Overtime, 2channel’s sheer impact on Japanese culture is unmistakable, even being compared to traditional mass media like TV, radio and magazines. It had more influence on Japanese popular opinion than its Prime Minister, Emperor and the media combined. With the usual spaces complaining about teachers, discussing anime and sharing software, but when motivated can even support charities like when a thousand paper cranes burned up at the Hiroshima Atomic Bomb Memorial, a single post on 2channel resulted in 830,000 folded paper cranes in days.

One recorded incident in 2001 occurred when Time Magazine announced Masashi Tashiro, a well-known Japanese comedian as a nominee for Person of the Year. In an event that was soon dubbed the Tashiro Festival or Tashiro Matsuri, 2channel hackers developed a multitude of scripts to hack the voting system to vote repeatedly and one such script, named the ‘Super Tashiro Cannon’ was powerful enough to crash Time’s servers. With their efforts, Masashi Tashiro shot to number one position, temporarily beating out even the likes of then president George W. Bush and Osama Bin Laden.

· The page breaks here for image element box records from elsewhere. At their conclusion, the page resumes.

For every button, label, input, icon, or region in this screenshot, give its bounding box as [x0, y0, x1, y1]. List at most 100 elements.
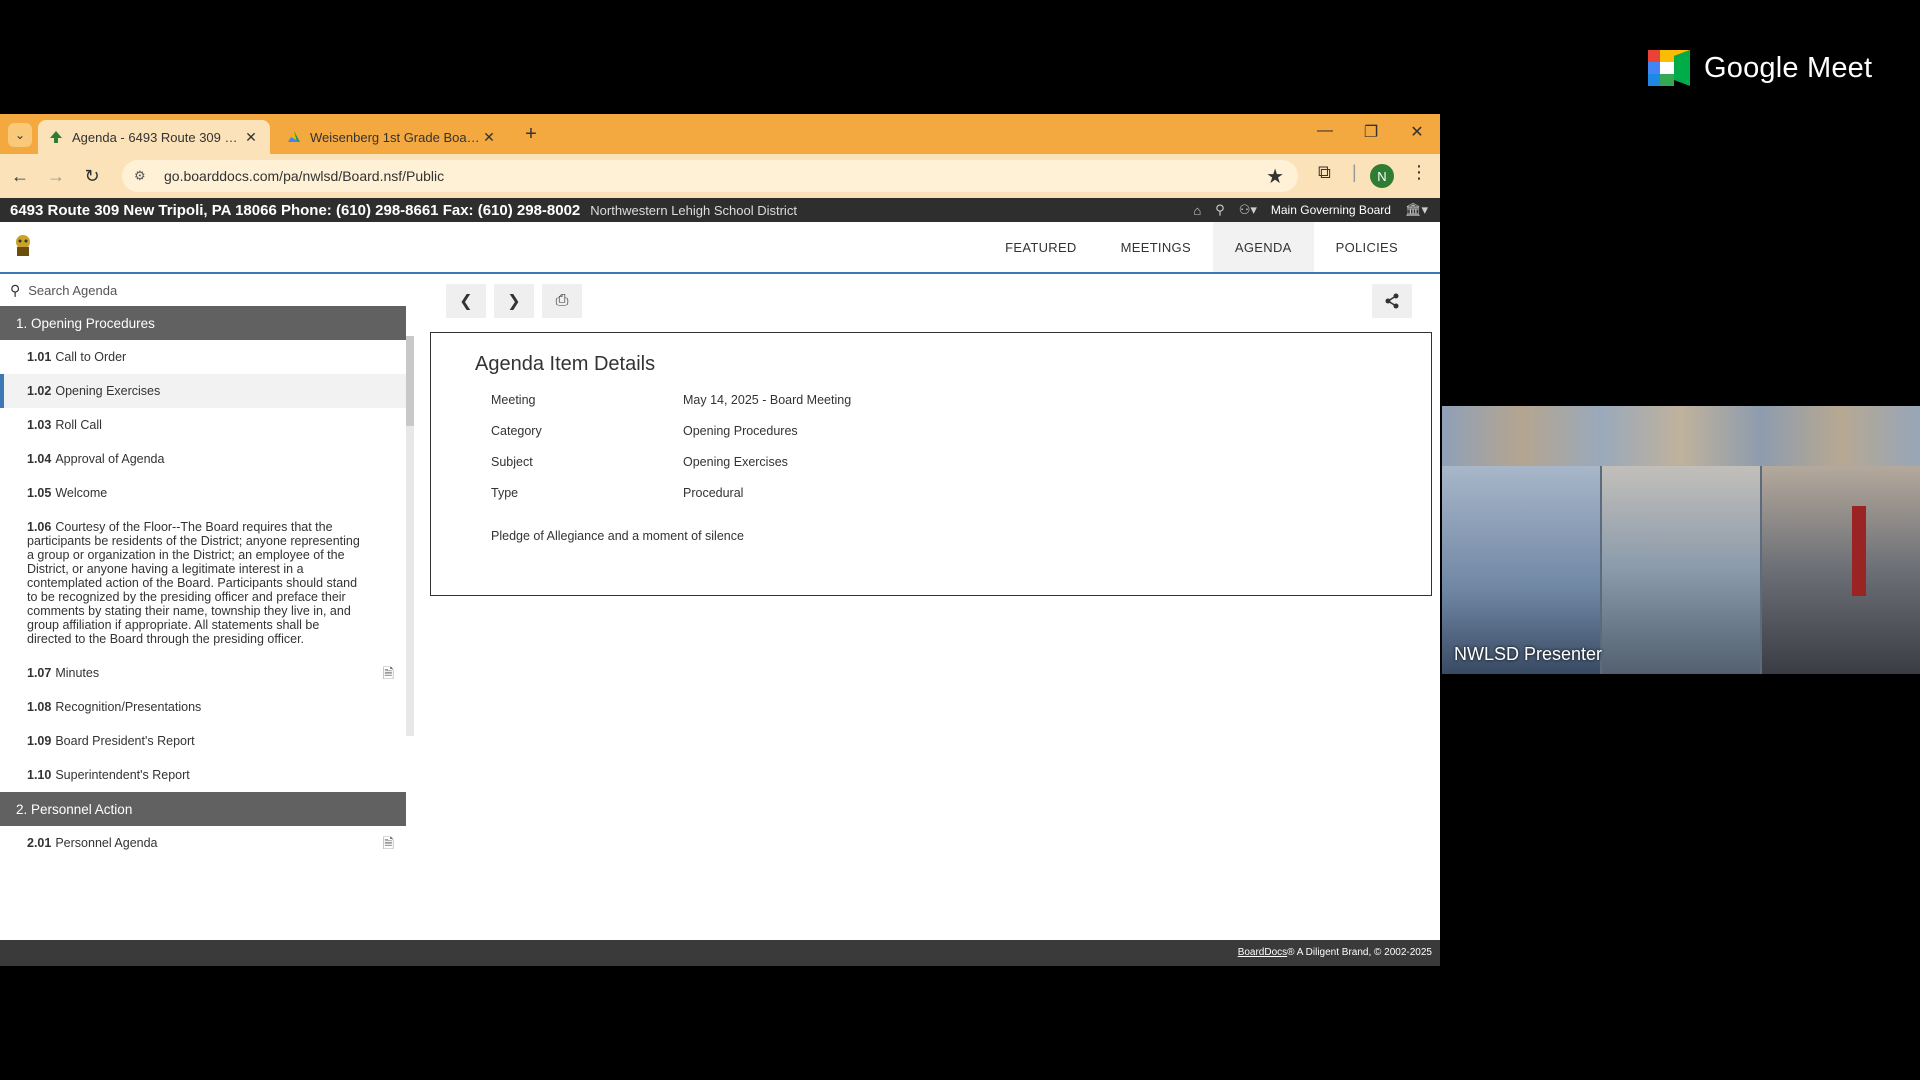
details-title: Agenda Item Details [475, 353, 656, 375]
agenda-item[interactable]: 1.10 Superintendent's Report [0, 758, 406, 792]
next-item-icon[interactable]: ❯ [494, 284, 534, 318]
item-label: Welcome [55, 486, 108, 500]
google-meet-icon [1648, 50, 1690, 86]
header-icons: ⌂ ⚲ ⚇▾ Main Governing Board 🏛▾ [1193, 198, 1428, 222]
new-tab-button[interactable]: + [520, 124, 542, 146]
document-icon[interactable]: 🗎 [383, 666, 394, 680]
category-header[interactable]: 1. Opening Procedures [0, 306, 406, 340]
agenda-item[interactable]: 2.01 Personnel Agenda 🗎 [0, 826, 406, 860]
detail-value: May 14, 2025 - Board Meeting [683, 393, 852, 407]
agenda-sidebar: ⚲ Search Agenda 1. Opening Procedures 1.… [0, 274, 414, 914]
agenda-item[interactable]: 1.09 Board President's Report [0, 724, 406, 758]
bookmark-star-icon[interactable]: ★ [1266, 164, 1284, 189]
profile-avatar[interactable]: N [1370, 164, 1394, 188]
item-number: 1.01 [27, 350, 52, 364]
detail-value: Opening Exercises [683, 455, 788, 469]
detail-row-subject: Subject Opening Exercises [491, 455, 788, 469]
item-label: Opening Exercises [55, 384, 161, 398]
item-number: 1.08 [27, 700, 52, 714]
tab-policies[interactable]: POLICIES [1314, 222, 1420, 272]
tab-title: Weisenberg 1st Grade Board Pr [310, 129, 480, 145]
item-number: 1.02 [27, 384, 52, 398]
item-label: Call to Order [55, 350, 127, 364]
agenda-search[interactable]: ⚲ Search Agenda [0, 274, 414, 306]
item-number: 1.05 [27, 486, 52, 500]
extensions-icon[interactable]: ⧉ [1318, 162, 1331, 183]
item-label: Recognition/Presentations [55, 700, 202, 714]
share-icon[interactable] [1372, 284, 1412, 318]
toolbar-divider: | [1352, 162, 1357, 182]
building-icon[interactable]: 🏛▾ [1405, 202, 1428, 218]
search-icon[interactable]: ⚲ [1215, 202, 1225, 218]
agenda-item[interactable]: 1.08 Recognition/Presentations [0, 690, 406, 724]
detail-row-meeting: Meeting May 14, 2025 - Board Meeting [491, 393, 851, 407]
detail-label: Type [491, 486, 519, 500]
district-name: Northwestern Lehigh School District [590, 202, 797, 218]
details-body-text: Pledge of Allegiance and a moment of sil… [491, 529, 744, 543]
detail-label: Subject [491, 455, 533, 469]
back-icon[interactable]: ← [4, 160, 36, 192]
previous-item-icon[interactable]: ❮ [446, 284, 486, 318]
agenda-item[interactable]: 1.07 Minutes 🗎 [0, 656, 406, 690]
agenda-item[interactable]: 1.06 Courtesy of the Floor--The Board req… [0, 510, 406, 656]
browser-menu-icon[interactable]: ⋮ [1410, 162, 1428, 183]
site-info-icon[interactable]: ⚙ [134, 168, 154, 184]
video-person [1602, 466, 1760, 674]
browser-tab-weisenberg[interactable]: Weisenberg 1st Grade Board Pr ✕ [276, 120, 508, 154]
item-label: Superintendent's Report [55, 768, 190, 782]
reload-icon[interactable]: ↻ [76, 160, 108, 192]
video-background [1442, 406, 1920, 466]
video-person [1442, 466, 1600, 674]
boarddocs-nav: FEATURED MEETINGS AGENDA POLICIES [0, 222, 1440, 274]
nav-tabs: FEATURED MEETINGS AGENDA POLICIES [983, 222, 1420, 272]
agenda-item[interactable]: 1.03 Roll Call [0, 408, 406, 442]
agenda-item[interactable]: 1.01 Call to Order [0, 340, 406, 374]
agenda-item-selected[interactable]: 1.02 Opening Exercises [0, 374, 406, 408]
close-window-icon[interactable]: ✕ [1394, 122, 1440, 146]
agenda-item[interactable]: 1.04 Approval of Agenda [0, 442, 406, 476]
restore-icon[interactable]: ❐ [1348, 122, 1394, 146]
detail-label: Meeting [491, 393, 536, 407]
presenter-video: NWLSD Presenter [1442, 406, 1920, 674]
tab-agenda[interactable]: AGENDA [1212, 222, 1314, 272]
item-number: 1.09 [27, 734, 52, 748]
home-icon[interactable]: ⌂ [1193, 203, 1201, 218]
boarddocs-header: 6493 Route 309 New Tripoli, PA 18066 Pho… [0, 198, 1440, 222]
item-label: Personnel Agenda [55, 836, 158, 850]
category-header[interactable]: 2. Personnel Action [0, 792, 406, 826]
detail-value: Opening Procedures [683, 424, 798, 438]
user-icon[interactable]: ⚇▾ [1239, 202, 1257, 218]
document-icon[interactable]: 🗎 [383, 836, 394, 850]
detail-label: Category [491, 424, 542, 438]
item-number: 1.06 [27, 520, 52, 534]
search-agenda-placeholder: Search Agenda [28, 282, 118, 298]
scrollbar-thumb[interactable] [406, 336, 414, 426]
agenda-list: 2.01 Personnel Agenda 🗎 [0, 826, 406, 860]
close-tab-icon[interactable]: ✕ [242, 129, 260, 146]
print-icon[interactable]: ⎙ [542, 284, 582, 318]
board-selector[interactable]: Main Governing Board [1271, 203, 1391, 217]
item-label: Roll Call [55, 418, 102, 432]
forward-icon[interactable]: → [40, 160, 72, 192]
url-text: go.boarddocs.com/pa/nwlsd/Board.nsf/Publ… [164, 168, 445, 184]
tab-featured[interactable]: FEATURED [983, 222, 1099, 272]
close-tab-icon[interactable]: ✕ [480, 129, 498, 146]
address-bar[interactable]: ⚙ go.boarddocs.com/pa/nwlsd/Board.nsf/Pu… [122, 160, 1298, 192]
browser-tab-agenda[interactable]: Agenda - 6493 Route 309 New ✕ [38, 120, 270, 154]
tab-search-button[interactable]: ⌄ [8, 123, 32, 147]
boarddocs-link[interactable]: BoardDocs [1238, 947, 1287, 958]
minimize-icon[interactable]: — [1302, 122, 1348, 146]
item-number: 1.03 [27, 418, 52, 432]
tab-meetings[interactable]: MEETINGS [1099, 222, 1213, 272]
copyright-text: ® A Diligent Brand, © 2002-2025 [1287, 947, 1432, 958]
item-number: 1.10 [27, 768, 52, 782]
browser-window: ⌄ Agenda - 6493 Route 309 New ✕ Weisenbe… [0, 114, 1440, 966]
item-label: Courtesy of the Floor--The Board require… [27, 520, 360, 646]
detail-row-category: Category Opening Procedures [491, 424, 798, 438]
tab-strip: ⌄ Agenda - 6493 Route 309 New ✕ Weisenbe… [0, 114, 1440, 154]
google-meet-logo: Google Meet [1648, 50, 1872, 86]
sidebar-scrollbar[interactable] [406, 336, 414, 736]
item-toolbar: ❮ ❯ ⎙ [446, 284, 582, 318]
agenda-item[interactable]: 1.05 Welcome [0, 476, 406, 510]
item-number: 2.01 [27, 836, 52, 850]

However, Time Magazine took notice of the irregularities and Masashi Tashiro, a man who was infamous for his controversial behaviour that continues even to this day, was quickly removed from the running.

Of course, as a vitriolic anarchical message board with no rules and complete anonymity, there are plenty of negatives that come with it, such as the Neomugicha or Neo Barley Tea incident in the year 2000 where a 17 year old user of the same name posted the intent to hijack a bus, which posters would ignore as a standard violent threat of a frustrated poster letting out steam and seeking attention. Neomugicha would go on to make good on his threat, stabbing a passenger to death and injuring two more. This incident incited the police to investigate 2channel’s posts more thoroughly and many more arrests were made over the following months. A similar trend of post monitor would occur when major advertising company Dentsu would track what users would talk about to see what was popular among the masses.

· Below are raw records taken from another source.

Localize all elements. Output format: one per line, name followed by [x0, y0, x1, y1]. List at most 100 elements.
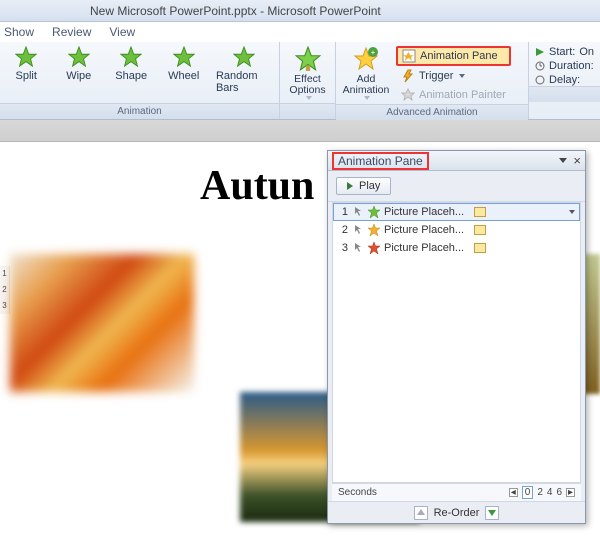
effect-wipe[interactable]: Wipe: [58, 46, 98, 82]
duration-bar: [474, 207, 486, 217]
duration-bar: [474, 225, 486, 235]
time-current: 0: [522, 486, 534, 499]
star-icon: [68, 46, 90, 68]
play-label: Play: [359, 180, 380, 192]
item-number: 2: [338, 224, 348, 236]
delay-label: Delay:: [549, 74, 580, 86]
mouse-icon: [352, 242, 364, 254]
duration-label: Duration:: [549, 60, 594, 72]
trigger-button[interactable]: Trigger: [396, 67, 511, 85]
add-animation-button[interactable]: + Add Animation: [342, 46, 390, 100]
tick-6: 6: [556, 487, 562, 498]
start-row[interactable]: Start: On: [535, 46, 594, 58]
scroll-left-icon[interactable]: ◂: [509, 488, 518, 497]
effect-star-icon: [368, 206, 380, 218]
reorder-row: Re-Order: [328, 501, 585, 523]
star-icon: [120, 46, 142, 68]
picture-placeholder-1[interactable]: [10, 254, 194, 392]
timeline[interactable]: Seconds ◂ 0 2 4 6 ▸: [332, 483, 581, 501]
marker-2[interactable]: 2: [0, 282, 9, 298]
group-label-advanced: Advanced Animation: [336, 104, 528, 120]
trigger-label: Trigger: [419, 70, 453, 82]
ribbon: Split Wipe Shape Wheel Random Bars Anima…: [0, 42, 600, 120]
mouse-icon: [352, 224, 364, 236]
move-up-button[interactable]: [414, 506, 428, 520]
effect-label: Shape: [115, 70, 147, 82]
play-icon: [347, 182, 353, 190]
animation-pane: Animation Pane × Play 1 Picture Placeh..…: [327, 150, 586, 524]
clock-icon: [535, 61, 545, 71]
chevron-down-icon[interactable]: [569, 210, 575, 214]
star-icon: [173, 46, 195, 68]
tab-review[interactable]: Review: [52, 25, 91, 39]
duration-bar: [474, 243, 486, 253]
ribbon-tabs: Show Review View: [0, 22, 600, 42]
animation-list: 1 Picture Placeh... 2 Picture Placeh... …: [332, 202, 581, 483]
effect-options-label: Effect Options: [289, 74, 325, 96]
animation-item[interactable]: 1 Picture Placeh...: [333, 203, 580, 221]
window-title-bar: New Microsoft PowerPoint.pptx - Microsof…: [0, 0, 600, 22]
effect-label: Split: [16, 70, 37, 82]
slide-title: Autun: [200, 162, 314, 210]
tab-slideshow[interactable]: Show: [4, 25, 34, 39]
scroll-right-icon[interactable]: ▸: [566, 488, 575, 497]
group-label-timing: [529, 86, 600, 102]
marker-1[interactable]: 1: [0, 266, 9, 282]
mouse-icon: [352, 206, 364, 218]
animation-markers: 1 2 3: [0, 266, 10, 314]
pane-title: Animation Pane: [332, 152, 429, 170]
effect-shape[interactable]: Shape: [111, 46, 151, 82]
effect-star-icon: [368, 224, 380, 236]
effect-star-icon: [368, 242, 380, 254]
animation-pane-button[interactable]: Animation Pane: [396, 46, 511, 66]
animation-painter-button: Animation Painter: [396, 86, 511, 104]
move-down-button[interactable]: [485, 506, 499, 520]
effect-label: Wheel: [168, 70, 199, 82]
chevron-down-icon: [364, 96, 370, 100]
chevron-down-icon: [306, 96, 312, 100]
effect-wheel[interactable]: Wheel: [163, 46, 203, 82]
reorder-label: Re-Order: [434, 507, 480, 519]
effect-options-button[interactable]: Effect Options: [286, 46, 329, 100]
star-icon: [233, 46, 255, 68]
animation-pane-label: Animation Pane: [420, 50, 498, 62]
gray-strip: [0, 120, 600, 142]
group-label-blank: [280, 103, 335, 119]
star-icon: [295, 46, 321, 72]
pane-titlebar[interactable]: Animation Pane ×: [328, 151, 585, 171]
close-icon[interactable]: ×: [573, 153, 581, 168]
animation-item[interactable]: 3 Picture Placeh...: [333, 239, 580, 257]
delay-row[interactable]: Delay:: [535, 74, 594, 86]
effect-split[interactable]: Split: [6, 46, 46, 82]
add-animation-label: Add Animation: [343, 74, 390, 96]
add-animation-icon: +: [353, 46, 379, 72]
tick-4: 4: [547, 487, 553, 498]
tick-2: 2: [537, 487, 543, 498]
star-icon: [15, 46, 37, 68]
delay-icon: [535, 75, 545, 85]
start-value: On: [579, 46, 594, 58]
painter-icon: [401, 88, 415, 102]
animation-pane-icon: [402, 49, 416, 63]
item-name: Picture Placeh...: [384, 206, 470, 218]
animation-item[interactable]: 2 Picture Placeh...: [333, 221, 580, 239]
duration-row[interactable]: Duration:: [535, 60, 594, 72]
svg-text:+: +: [371, 48, 376, 57]
effect-random-bars[interactable]: Random Bars: [216, 46, 273, 94]
group-label-animation: Animation: [0, 103, 279, 119]
tab-view[interactable]: View: [109, 25, 135, 39]
play-button[interactable]: Play: [336, 177, 391, 195]
trigger-icon: [401, 69, 415, 83]
effect-label: Wipe: [66, 70, 91, 82]
chevron-down-icon: [459, 74, 465, 78]
seconds-label: Seconds: [338, 487, 377, 498]
item-name: Picture Placeh...: [384, 224, 470, 236]
marker-3[interactable]: 3: [0, 298, 9, 314]
painter-label: Animation Painter: [419, 89, 506, 101]
start-label: Start:: [549, 46, 575, 58]
pane-options-icon[interactable]: [559, 158, 567, 163]
item-number: 1: [338, 206, 348, 218]
item-number: 3: [338, 242, 348, 254]
effect-label: Random Bars: [216, 70, 273, 94]
item-name: Picture Placeh...: [384, 242, 470, 254]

Its worldwide impact is difficult to measure but undeniable nonetheless, with popular memes like the Reaction Guys or Gaijin 4Koma as it was initially called and the ‘Yaranaika?’ meme being popularized on the message boards of 2channel.

After a period of uncertainty in 2001 which led some to believe the site to be shutting down, several online forums popped up as a refuge for 2channel users. The most popular of these, Futaba Channel or 2Chan took the primarily text based message board formula that 2channel had started and introduced the feature of posting images, creating the image board equivalent to 2channel.

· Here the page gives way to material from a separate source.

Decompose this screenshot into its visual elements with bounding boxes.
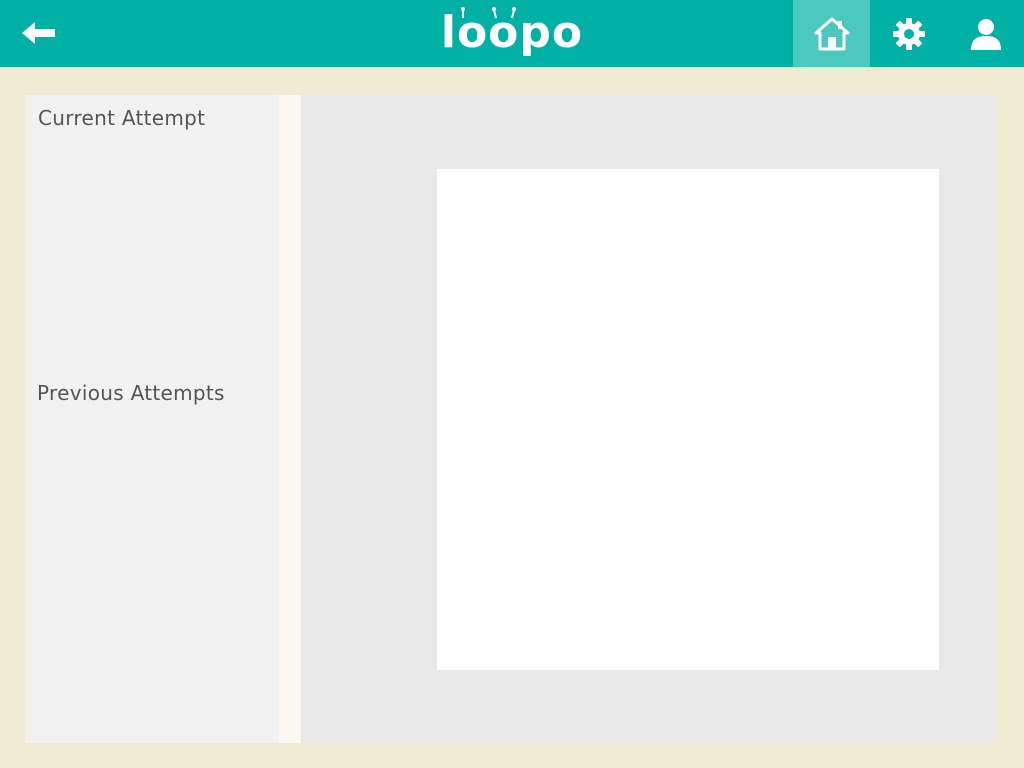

Despite the similarity and improved features, none of these spin off forums ever gained as much traction as 2channel, which refused to die and all but killed any chance of Futaba channel’s success by also introducing the online thumbnail feature which allowed for image posting. Futaba channel persisted but soon continued to die as any success they might’ve had, like the ‘Yaranaika?’ meme, would soon be stolen and reposted on 2channel, becoming infinitely more popular and killing any motivation Futaba Channel users might’ve had left. Ultimately, the most they could say they did was directly inspire a far more successful forum in 4chan, which used its script to create a US based international image board site.